How many Sudoku puzzles can be created?

 By MUNGAI KIHANYA

The Sunday Nation

Nairobi,

04 August 2013

The greatest mistake that many make about Sudoku is to assume that solving it requires mathematical manipulations. Yet the puzzle only requires a careful analysis of the patterns of the numbers. It could be equally interesting if the numbers 1-to-9 were replaced with the letters A-to-I…or even pictures of nine different fruits!

Luke Kiminda understands this and I suspect he enjoys solving Sudoku because he is wondering how many correct puzzles can be constructed without repetition. Perhaps he is worried that a day will come when the newspapers will start repeating thus ending his enjoyment abruptly!

Getting the answer to that question requires some fairly complicated mathematics. Let me illustrate: how many times can the digits 1-to-9 be arranged? One pattern is 1, 2, 3, 4, 5, 6, 7, 8, 9; another one is 1, 2, 3, 4, 5, 6, 7, 9, 8; and so on. If you tried listing all of them, you I’d be at it for a very long time.

So let us devise a mathematical formula. Suppose there were just last two digits 8, and 9. There are only two possible patterns: 8, 9 and 9, 8. What if there were the last three, 7, 8, and 9? Each one of them can appear first just once and for each such appearance, there are two possibilities for the remaining two numbers. That is; if we start with 9, we can have the sequences 9, 7, 8 and 9, 8, 7. The same can be done when starting with 7 and with 8.

Therefore the total number of patters when there are three digits is 3 x 2 = 6. If there were four, it is easy to see that there would be 4 x 3 x 2 = 24 sequences…and so on. So, the nine numbers from 1-to-9 can be arranged 9 x 8 x 7 x 6 x 5 x 4 x 3 x 2 = 362,880 times.

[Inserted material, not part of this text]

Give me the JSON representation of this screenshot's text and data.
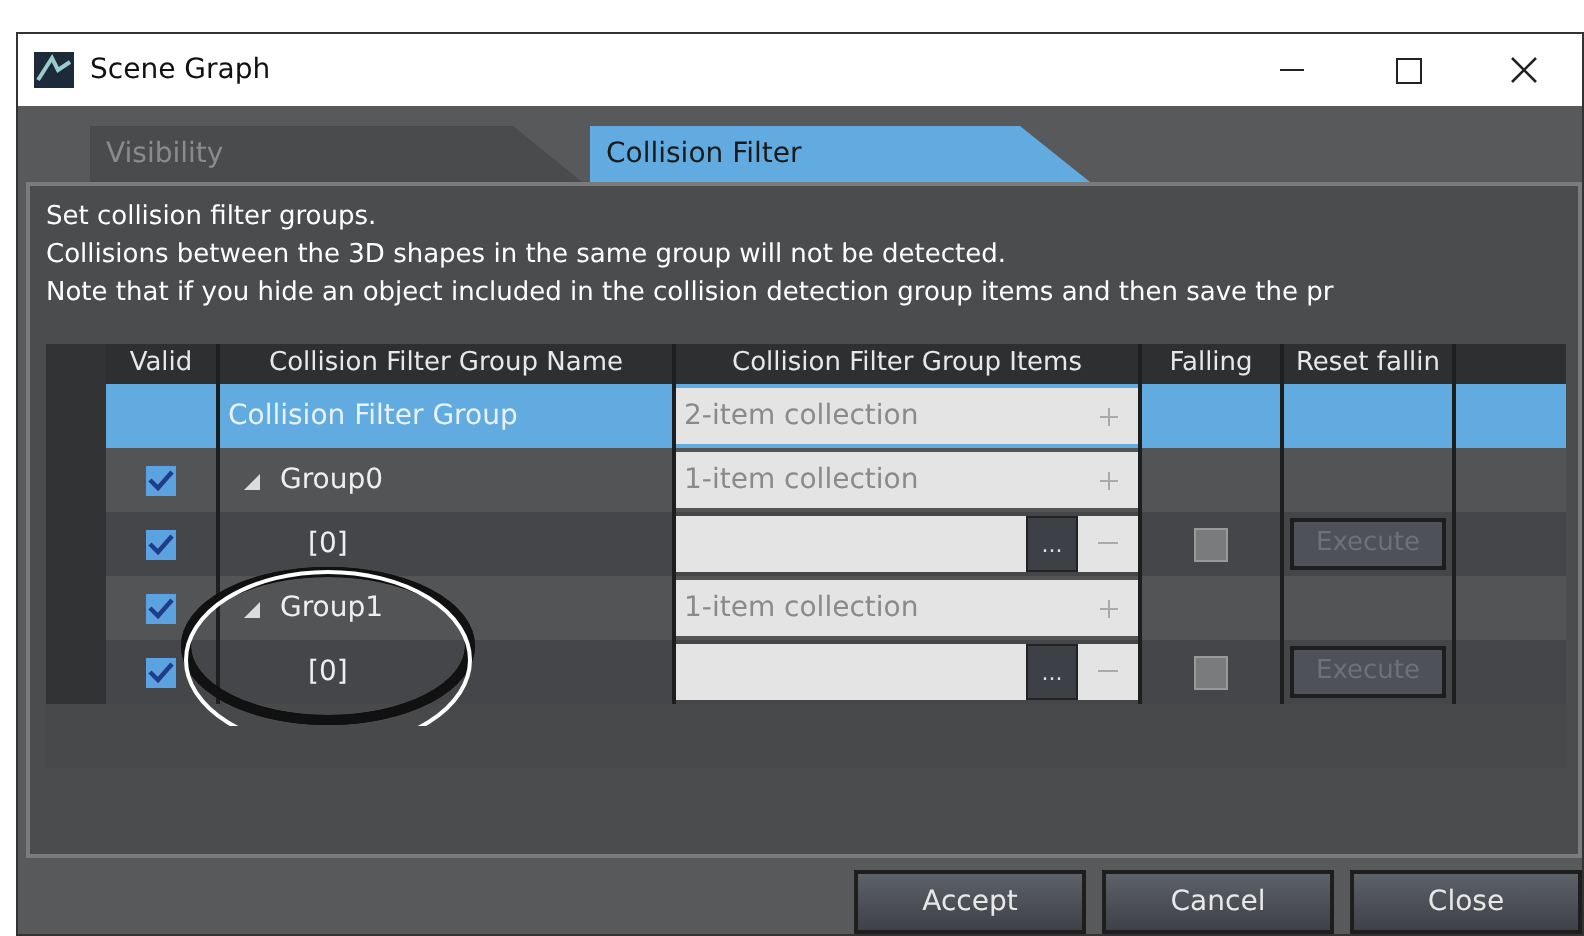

Thus when composing (not solving!) a Sudoku puzzle, the composer has 362,880 ways of filling up the first 3 x 3 grid, say, the one at the top left hand corner.

Now, from the rules of Sudoku, it is clear that the entries in the 3 x 3 grids lying diagonally across from top left to bottom right do not restrict one another. Thus the composer is free to fill these with any pattern. That is there are 362,880 possibilities for each. Thus the total for the three comes to 362,880 x 362,880 x 362,880 = 47,784,725,839,872,000 – approximately 48 quadrillion possibilities! In case you have forgotten, a quadrillion is number with 16 zeroes.

But that’s not all: we’ve only counted three grids out of the nine. The remaining six have restrictions that make the calculation even more complicated. Bertram Felgenhauer and Frazer Jarvis have done the full working and found that there are 6,670,903,752,021,072,936,960 possible puzzles – or over 6,670 billion-billions!

However, this number reduces significantly when symmetries are removed. For example, rotating the whole puzzle through 90 degrees gives a new puzzle which is, in reality, just a repeat. Same can be said about mirror reflections, number swaps etc.

After doing this clean up, Felgenhauer and Jarvis arrive at 5,472,730,538 – or about 5.5billion. Now that’s a number that we can relate to! But it is still very large. Each of all the 7,000 daily newspapers in the world can publish a different Sudoku every day for the next 2,140 years!

Therefore, Luke has nothing to worry about: a repeat Sudoku in his lifetime is more likely to arise from an editorial oversight than an exhaustion of puzzles.